Watch: ISM New Orders and Prices Paid, and whether Auto Sales shows financing sensitivity without a sharp demand break.
Bias: The first transmission is rates. If 2Y and real yields lift, long duration reacts first through $TLT and then the most crowded growth exposure.
Watch: Reaction function language. Any "more proof needed" tone can keep the front end tight and support the USD.
Bias: This is where USD can lead. A firm policy tone can move $DXY before equities move, tightening conditions even if index levels look calm.
Watch: ISM Services Prices and Employment components, and whether final Services PMI confirms stickiness or softening.
Bias: Services is where stickiness lives. Strong services with firm pricing is a tightening mix that can lift $DXY and cap risk rallies. Softer services pricing reduces pressure on duration and lowers dispersion risk across $SPY $QQQ $IWM.
Watch: Claims for high-frequency labor stress, Productivity for unit labor cost implications, and Import Prices (especially ex-fuel) for core pipeline pressure via FX and commodities.

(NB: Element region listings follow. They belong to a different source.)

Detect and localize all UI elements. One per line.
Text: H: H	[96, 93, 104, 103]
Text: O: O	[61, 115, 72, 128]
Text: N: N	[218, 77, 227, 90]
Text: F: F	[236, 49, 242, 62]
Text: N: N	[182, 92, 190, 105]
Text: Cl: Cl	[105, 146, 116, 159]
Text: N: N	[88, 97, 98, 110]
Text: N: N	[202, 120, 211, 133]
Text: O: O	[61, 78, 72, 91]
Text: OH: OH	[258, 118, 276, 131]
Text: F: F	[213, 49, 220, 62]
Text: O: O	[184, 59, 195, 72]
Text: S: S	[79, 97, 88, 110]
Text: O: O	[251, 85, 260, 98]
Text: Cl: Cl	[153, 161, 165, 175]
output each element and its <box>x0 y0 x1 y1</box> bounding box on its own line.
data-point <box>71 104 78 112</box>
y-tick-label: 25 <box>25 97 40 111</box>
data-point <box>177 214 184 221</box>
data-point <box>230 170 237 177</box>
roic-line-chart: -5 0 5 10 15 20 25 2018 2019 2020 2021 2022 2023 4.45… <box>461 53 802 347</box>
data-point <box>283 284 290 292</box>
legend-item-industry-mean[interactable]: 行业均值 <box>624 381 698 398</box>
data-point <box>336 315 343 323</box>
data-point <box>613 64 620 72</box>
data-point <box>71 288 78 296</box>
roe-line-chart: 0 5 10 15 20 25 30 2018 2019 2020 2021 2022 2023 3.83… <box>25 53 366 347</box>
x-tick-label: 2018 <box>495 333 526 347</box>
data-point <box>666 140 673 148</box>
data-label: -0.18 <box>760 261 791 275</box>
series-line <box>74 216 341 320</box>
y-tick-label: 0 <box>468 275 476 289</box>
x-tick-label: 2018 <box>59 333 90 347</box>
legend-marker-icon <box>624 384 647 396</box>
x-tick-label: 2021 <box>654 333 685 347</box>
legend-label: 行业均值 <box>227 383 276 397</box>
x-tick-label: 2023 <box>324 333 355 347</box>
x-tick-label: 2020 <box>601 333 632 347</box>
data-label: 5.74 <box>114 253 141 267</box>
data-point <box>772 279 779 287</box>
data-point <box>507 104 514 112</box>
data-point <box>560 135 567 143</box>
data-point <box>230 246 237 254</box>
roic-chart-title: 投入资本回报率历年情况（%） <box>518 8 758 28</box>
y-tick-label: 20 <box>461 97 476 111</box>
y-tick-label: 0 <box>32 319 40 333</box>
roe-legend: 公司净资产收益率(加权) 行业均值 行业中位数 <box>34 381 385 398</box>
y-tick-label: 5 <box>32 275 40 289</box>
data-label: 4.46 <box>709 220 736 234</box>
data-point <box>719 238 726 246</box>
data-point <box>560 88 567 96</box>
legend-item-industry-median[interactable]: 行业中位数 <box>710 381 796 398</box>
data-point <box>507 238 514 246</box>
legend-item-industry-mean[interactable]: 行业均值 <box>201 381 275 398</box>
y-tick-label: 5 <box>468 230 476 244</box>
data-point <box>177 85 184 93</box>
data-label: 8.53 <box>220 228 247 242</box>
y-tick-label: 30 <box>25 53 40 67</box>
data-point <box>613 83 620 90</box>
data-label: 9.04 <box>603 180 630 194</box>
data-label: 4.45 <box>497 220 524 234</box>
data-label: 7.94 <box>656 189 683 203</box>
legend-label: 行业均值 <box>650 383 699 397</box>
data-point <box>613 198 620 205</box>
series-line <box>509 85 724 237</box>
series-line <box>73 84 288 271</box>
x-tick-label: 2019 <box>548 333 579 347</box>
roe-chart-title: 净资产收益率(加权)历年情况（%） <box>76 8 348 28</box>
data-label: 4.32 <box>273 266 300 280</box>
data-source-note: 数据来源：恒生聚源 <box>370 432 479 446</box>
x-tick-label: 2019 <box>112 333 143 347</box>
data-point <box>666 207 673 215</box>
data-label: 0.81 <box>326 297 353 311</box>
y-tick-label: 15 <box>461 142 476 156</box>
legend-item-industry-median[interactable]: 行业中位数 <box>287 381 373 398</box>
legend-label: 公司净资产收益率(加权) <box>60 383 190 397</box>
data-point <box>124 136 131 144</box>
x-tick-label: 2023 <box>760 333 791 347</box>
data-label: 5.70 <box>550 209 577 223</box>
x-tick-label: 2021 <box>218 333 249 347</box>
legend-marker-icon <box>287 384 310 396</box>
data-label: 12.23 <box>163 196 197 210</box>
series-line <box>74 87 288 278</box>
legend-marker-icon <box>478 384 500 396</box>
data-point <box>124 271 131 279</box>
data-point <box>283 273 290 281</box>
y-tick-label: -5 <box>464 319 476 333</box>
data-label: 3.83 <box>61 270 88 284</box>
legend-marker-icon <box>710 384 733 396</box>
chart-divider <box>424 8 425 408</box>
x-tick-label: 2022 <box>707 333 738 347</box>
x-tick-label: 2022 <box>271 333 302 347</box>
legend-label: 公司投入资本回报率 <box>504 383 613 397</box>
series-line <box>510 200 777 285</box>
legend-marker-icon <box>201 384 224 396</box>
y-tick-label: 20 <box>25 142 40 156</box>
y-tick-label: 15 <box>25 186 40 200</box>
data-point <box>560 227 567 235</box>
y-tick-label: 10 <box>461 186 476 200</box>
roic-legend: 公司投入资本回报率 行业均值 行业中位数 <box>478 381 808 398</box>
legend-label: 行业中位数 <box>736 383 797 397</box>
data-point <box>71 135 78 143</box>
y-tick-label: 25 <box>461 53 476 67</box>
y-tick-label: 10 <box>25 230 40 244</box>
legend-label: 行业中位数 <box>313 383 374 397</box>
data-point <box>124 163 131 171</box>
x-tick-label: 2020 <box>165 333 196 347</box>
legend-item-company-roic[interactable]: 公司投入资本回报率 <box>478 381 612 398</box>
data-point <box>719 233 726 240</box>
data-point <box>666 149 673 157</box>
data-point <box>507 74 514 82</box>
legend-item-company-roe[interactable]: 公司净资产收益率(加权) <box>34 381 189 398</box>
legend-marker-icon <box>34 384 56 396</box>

Bias: This is a setup day for Friday. If claims drift higher while import prices firm up, the market leans toward tighter conditions. If claims stay contained and pipeline inputs cool, duration gets breathing room into jobs day.
Watch: Payrolls, unemployment rate, hourly wages m/m, and wages y/y together. The market cares less about a single number and more about the bundle.
Bias: Rates typically react first, credit confirms. If payrolls undershoot while unemployment rises, spread sensitivity can show up fast and the market can flip to growth-risk mode, often with $IWM lagging and defensives catching a bid. If wages cool with stable unemployment, rates can settle and equities can stabilize even with mixed growth.
In a proof tape, the market does not need a shock to sell. It needs a cluster that tightens conditions. Watch $TLT and $DXY first, then credit behavior as confirmation. If yields and USD stay contained, equities can keep stabilizing with selective leadership. If yields rise on sticky pricing or the jobs bundle turns into a growth scare, expect leadership narrowing, wider dispersion, and larger single name moves across $SPY $QQQ $IWM.